Парк-Шорская сельская дневная школа на самом деле находилась не в сельской местности. Строго говоря, это была и не просто дневная школа. Это была частная школа, где дети учились с нулевого по двенадцатый класс, и располагалась она в переоборудованном здании бывшей библиотеки Карнеги, прямо в колоритном центре Парк-Шора, в нескольких кварталах от того места, где строили «Судоверфь». Философия руководства заключалась в том, что они использовали старую модель «сельской дневной школы» в качестве источника вдохновения и педагогической отправной точки. На практике это означало, что дети разного возраста учились вместе, в одних классах, и что учителя преподавали по междисциплинарной программе, а не специализировались в одной конкретной области. Идея, как объяснялось в красочных рекламных буклетах, заключалась в том, чтобы вернуть тот формат, когда школы еще не перешли к конвейерной модели обучения, когда образование еще не превратилось в своего рода поточное производство, где к ученикам относятся как к машинам, а к учителям – как к рабочим сборочного цеха, каждый из которых занимается отдельным компонентом этих машин: биологией, математикой, чтением, письмом и так далее. В Парк-Шорской школе все как бы смешивалось воедино, и это лучше отражало то, как на самом деле учатся дети – стихийно, спонтанно, естественно.

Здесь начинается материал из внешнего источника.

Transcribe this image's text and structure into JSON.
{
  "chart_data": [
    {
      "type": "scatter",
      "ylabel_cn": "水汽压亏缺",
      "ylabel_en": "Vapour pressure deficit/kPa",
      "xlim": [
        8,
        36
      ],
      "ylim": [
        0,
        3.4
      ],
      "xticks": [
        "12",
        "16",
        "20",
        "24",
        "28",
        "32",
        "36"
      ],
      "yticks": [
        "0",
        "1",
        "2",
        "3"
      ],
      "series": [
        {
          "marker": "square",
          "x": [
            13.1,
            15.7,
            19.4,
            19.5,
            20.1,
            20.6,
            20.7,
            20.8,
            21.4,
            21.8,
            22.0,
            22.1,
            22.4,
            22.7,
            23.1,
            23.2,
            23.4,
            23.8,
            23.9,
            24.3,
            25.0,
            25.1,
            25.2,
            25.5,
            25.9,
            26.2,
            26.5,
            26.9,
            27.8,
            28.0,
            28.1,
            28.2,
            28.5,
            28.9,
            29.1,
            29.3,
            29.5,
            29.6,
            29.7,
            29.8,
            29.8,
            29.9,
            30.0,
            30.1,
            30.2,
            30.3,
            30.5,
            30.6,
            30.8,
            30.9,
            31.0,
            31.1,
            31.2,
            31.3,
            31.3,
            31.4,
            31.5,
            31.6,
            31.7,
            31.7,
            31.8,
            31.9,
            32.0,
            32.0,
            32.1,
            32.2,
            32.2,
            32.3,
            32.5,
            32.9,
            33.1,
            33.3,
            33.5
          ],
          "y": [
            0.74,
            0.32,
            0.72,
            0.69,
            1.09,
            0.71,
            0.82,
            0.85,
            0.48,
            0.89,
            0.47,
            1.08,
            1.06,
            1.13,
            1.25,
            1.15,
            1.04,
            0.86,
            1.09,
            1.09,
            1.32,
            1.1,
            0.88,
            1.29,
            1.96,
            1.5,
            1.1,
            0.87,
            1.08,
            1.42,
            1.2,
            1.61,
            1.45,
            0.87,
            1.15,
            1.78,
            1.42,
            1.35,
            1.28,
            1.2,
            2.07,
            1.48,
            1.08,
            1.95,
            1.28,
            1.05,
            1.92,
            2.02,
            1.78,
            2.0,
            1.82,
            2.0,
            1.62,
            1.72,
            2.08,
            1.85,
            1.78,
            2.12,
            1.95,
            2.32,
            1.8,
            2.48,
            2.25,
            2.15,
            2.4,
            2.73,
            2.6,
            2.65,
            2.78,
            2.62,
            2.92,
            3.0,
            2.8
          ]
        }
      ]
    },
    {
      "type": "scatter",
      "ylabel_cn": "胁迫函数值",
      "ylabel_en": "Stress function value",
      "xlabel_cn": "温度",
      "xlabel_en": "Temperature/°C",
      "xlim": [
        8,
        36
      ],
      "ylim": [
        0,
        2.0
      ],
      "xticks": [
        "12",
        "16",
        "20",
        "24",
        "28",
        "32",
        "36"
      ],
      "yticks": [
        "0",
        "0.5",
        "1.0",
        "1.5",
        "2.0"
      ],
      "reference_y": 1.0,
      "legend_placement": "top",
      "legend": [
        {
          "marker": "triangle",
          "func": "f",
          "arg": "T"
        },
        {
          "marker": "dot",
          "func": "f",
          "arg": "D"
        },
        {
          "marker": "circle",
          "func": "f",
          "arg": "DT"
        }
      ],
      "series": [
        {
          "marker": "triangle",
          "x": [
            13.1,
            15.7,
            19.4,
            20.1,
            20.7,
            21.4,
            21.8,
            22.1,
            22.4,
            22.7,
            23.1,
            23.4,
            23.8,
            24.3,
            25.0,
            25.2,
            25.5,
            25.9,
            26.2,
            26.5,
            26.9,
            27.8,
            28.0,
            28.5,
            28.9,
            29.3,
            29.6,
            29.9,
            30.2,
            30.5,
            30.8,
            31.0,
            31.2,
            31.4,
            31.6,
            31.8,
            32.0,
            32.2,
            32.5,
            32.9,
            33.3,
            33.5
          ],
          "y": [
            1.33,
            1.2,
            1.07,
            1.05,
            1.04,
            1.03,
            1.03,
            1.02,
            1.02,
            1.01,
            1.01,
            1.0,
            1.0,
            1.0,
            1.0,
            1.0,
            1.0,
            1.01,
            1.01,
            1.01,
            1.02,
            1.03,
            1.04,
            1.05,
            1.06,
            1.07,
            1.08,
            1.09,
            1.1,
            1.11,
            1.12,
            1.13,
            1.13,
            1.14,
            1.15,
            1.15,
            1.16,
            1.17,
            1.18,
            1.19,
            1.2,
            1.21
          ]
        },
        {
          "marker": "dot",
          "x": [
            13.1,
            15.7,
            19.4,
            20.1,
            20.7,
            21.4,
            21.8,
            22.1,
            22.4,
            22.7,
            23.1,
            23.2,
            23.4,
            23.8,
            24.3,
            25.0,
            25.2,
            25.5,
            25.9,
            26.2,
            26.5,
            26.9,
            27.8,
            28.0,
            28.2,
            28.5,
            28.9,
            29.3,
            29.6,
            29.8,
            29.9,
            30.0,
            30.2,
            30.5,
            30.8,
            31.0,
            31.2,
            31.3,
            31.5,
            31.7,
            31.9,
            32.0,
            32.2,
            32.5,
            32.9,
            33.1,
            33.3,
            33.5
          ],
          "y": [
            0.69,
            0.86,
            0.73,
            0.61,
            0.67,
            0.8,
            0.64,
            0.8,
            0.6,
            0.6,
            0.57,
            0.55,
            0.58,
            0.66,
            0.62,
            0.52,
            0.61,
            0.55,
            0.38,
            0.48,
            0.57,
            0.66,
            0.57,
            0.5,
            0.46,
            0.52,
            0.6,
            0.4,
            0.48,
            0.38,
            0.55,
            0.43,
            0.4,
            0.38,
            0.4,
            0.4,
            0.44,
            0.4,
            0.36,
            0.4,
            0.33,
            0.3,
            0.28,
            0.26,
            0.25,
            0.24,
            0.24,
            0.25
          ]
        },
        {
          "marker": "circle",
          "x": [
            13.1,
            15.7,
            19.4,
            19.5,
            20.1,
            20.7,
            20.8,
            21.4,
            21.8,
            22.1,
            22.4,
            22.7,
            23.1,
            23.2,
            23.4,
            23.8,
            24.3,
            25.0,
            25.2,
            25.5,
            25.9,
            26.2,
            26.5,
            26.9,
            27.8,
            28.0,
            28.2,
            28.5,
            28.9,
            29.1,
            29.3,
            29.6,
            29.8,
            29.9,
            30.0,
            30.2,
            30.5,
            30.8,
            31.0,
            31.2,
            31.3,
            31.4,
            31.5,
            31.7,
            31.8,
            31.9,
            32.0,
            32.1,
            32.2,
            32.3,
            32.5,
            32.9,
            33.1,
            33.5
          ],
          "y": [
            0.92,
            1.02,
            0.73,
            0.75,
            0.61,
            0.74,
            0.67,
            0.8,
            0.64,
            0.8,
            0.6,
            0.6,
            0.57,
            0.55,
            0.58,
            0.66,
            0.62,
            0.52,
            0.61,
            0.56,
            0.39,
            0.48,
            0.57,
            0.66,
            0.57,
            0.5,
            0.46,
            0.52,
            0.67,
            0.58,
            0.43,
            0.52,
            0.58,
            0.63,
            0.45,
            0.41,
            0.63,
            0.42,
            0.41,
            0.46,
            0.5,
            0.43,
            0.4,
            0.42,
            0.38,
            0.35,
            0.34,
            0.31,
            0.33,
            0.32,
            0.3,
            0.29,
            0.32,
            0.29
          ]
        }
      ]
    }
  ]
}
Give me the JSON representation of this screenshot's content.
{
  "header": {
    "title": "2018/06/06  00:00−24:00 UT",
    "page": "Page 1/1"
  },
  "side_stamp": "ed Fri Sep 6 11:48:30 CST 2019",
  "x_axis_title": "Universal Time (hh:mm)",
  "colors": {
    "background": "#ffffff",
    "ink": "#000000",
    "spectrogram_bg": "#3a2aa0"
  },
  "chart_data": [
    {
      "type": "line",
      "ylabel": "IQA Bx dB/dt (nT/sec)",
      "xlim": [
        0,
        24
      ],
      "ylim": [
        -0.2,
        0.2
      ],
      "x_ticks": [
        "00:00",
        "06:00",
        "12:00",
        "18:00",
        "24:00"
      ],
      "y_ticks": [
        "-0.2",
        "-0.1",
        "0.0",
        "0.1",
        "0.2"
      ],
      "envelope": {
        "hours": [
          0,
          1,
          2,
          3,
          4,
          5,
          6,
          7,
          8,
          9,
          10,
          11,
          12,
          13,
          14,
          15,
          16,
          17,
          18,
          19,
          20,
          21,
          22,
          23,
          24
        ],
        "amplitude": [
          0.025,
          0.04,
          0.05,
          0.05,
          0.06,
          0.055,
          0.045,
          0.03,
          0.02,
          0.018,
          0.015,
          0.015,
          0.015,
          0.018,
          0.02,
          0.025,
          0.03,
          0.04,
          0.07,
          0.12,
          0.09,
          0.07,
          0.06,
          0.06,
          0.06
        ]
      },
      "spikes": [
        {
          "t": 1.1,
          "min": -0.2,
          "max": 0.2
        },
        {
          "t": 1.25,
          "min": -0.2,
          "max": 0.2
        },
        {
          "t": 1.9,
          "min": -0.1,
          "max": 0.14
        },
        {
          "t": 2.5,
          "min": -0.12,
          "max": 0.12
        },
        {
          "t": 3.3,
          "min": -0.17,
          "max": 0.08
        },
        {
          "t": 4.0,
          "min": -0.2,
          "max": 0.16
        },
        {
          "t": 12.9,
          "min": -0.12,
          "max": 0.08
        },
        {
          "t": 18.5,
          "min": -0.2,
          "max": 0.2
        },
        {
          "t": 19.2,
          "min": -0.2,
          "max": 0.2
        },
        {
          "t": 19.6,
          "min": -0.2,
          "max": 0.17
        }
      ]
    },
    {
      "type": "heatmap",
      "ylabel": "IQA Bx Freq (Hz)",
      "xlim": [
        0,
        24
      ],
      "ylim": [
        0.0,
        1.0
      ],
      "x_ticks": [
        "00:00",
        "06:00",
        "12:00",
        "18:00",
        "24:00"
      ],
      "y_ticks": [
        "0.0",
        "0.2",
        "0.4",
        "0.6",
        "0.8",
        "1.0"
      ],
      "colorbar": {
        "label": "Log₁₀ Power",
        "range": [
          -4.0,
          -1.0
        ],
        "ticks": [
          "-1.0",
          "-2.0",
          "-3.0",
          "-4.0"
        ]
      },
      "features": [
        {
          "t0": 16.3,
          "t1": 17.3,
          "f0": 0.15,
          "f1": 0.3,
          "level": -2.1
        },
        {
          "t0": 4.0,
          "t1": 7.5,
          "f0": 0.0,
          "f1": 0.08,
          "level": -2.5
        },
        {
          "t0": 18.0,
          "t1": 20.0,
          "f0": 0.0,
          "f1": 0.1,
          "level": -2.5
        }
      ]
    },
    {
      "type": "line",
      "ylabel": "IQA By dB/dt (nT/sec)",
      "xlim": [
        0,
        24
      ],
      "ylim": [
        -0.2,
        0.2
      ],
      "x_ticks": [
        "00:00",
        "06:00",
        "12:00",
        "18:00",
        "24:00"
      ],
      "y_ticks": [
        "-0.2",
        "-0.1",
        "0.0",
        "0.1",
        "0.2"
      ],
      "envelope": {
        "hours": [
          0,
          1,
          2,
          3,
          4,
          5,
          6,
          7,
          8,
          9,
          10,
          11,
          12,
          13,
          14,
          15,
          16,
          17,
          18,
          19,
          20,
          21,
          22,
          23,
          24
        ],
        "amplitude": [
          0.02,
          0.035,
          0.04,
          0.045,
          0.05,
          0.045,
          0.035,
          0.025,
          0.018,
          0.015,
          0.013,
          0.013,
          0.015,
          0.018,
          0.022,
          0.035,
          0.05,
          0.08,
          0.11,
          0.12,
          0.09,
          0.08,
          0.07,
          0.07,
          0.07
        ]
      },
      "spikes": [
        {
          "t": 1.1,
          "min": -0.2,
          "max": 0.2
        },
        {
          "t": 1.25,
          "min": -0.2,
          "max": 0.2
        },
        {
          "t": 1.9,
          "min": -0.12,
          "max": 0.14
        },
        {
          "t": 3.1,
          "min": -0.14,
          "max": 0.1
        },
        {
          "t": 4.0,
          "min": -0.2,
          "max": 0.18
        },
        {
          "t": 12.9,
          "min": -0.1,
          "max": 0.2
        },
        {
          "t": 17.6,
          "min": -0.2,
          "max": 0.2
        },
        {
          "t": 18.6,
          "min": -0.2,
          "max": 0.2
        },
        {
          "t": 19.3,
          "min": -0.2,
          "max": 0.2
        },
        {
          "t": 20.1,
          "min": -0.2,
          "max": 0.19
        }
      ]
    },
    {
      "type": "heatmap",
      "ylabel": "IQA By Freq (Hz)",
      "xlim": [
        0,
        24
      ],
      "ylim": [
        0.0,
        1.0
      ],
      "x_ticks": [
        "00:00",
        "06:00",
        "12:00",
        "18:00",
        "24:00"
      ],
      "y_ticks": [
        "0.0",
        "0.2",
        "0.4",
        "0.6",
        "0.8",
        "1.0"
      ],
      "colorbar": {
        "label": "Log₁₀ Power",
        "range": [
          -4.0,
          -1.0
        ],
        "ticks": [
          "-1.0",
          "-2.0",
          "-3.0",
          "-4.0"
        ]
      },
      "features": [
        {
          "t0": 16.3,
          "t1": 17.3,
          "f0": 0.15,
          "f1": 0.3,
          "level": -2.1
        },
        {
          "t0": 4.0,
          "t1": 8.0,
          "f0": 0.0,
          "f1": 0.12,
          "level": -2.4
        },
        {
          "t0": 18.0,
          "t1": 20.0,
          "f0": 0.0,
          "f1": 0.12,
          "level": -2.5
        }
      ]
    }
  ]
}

Элизабет и Джек отдали Тоби в Парк-Шорскую школу, потому что она должна была подойти Тоби с его сложным характером: благодаря гибкому подходу к обучению, отсутствию жестких правил, упору на физическую активность и сенсорное развитие учеников это была та среда, в которой Тоби мог наконец расслабиться и стать более уравновешенным и спокойным. В этой школе он реже срывался, реже закатывал истерики, реже проявлял агрессию. Тоби был не из тех детей, которые могут целый день сидеть за партой и слушать, а руководство Парк-Шорской школы решительно выступало против сидения целый день и, если уж на то пошло, вообще против парт. Так что это был правильный выбор.
– Мистер Энтони Форрестер и миссис Марта Форрестер из Нортбрука, – сказала Брэнди. – Она работает в отделе кадров «Юнайтед эйрлайнс». Он «в поиске работы» уже года три. Мы почти перестали его об этом спрашивать.
– Ясно.
– Мистер Теодор Норман и миссис Кэрри Норман-Уорд из Уиннетки. Хотя скоро она опять будет просто Кэрри Уорд, без дефиса. Они разводятся.
– Ой.
– Между прочим, это не сплетни. Они сами охотно об этом рассказывают. Даже опубликовали в «Фейсбуке» целое эссе, которое написали вместе, и там подробно объяснили, что отдалились друг от друга и теперь расстаются друзьями, с глубоким взаимным уважением и благодарностью.
– Как цивилизованно.
– Они ходили к консультанту для пар, желающих сохранить отношения, потом поняли, что не смогут спасти брак, и тогда пошли к консультанту для пар, желающих расстаться, – он, к счастью, работал в том же офисе. Они очень стараются, чтобы развод прошел как можно более гладко и этично, ради детей.
Элизабет кивнула.
– А по поводу того, что они отдалились друг от друга, – что произошло?
– В смысле?
– Почему отдалились? В чем причина?
– На самом деле, насколько я знаю, ничего особенного не произошло. Они просто перестали испытывать друг к другу такие сильные чувства, как раньше. Думаю, такое случается со многими парами. Страсть угасла, искра потухла. У этого должно быть какое-то название.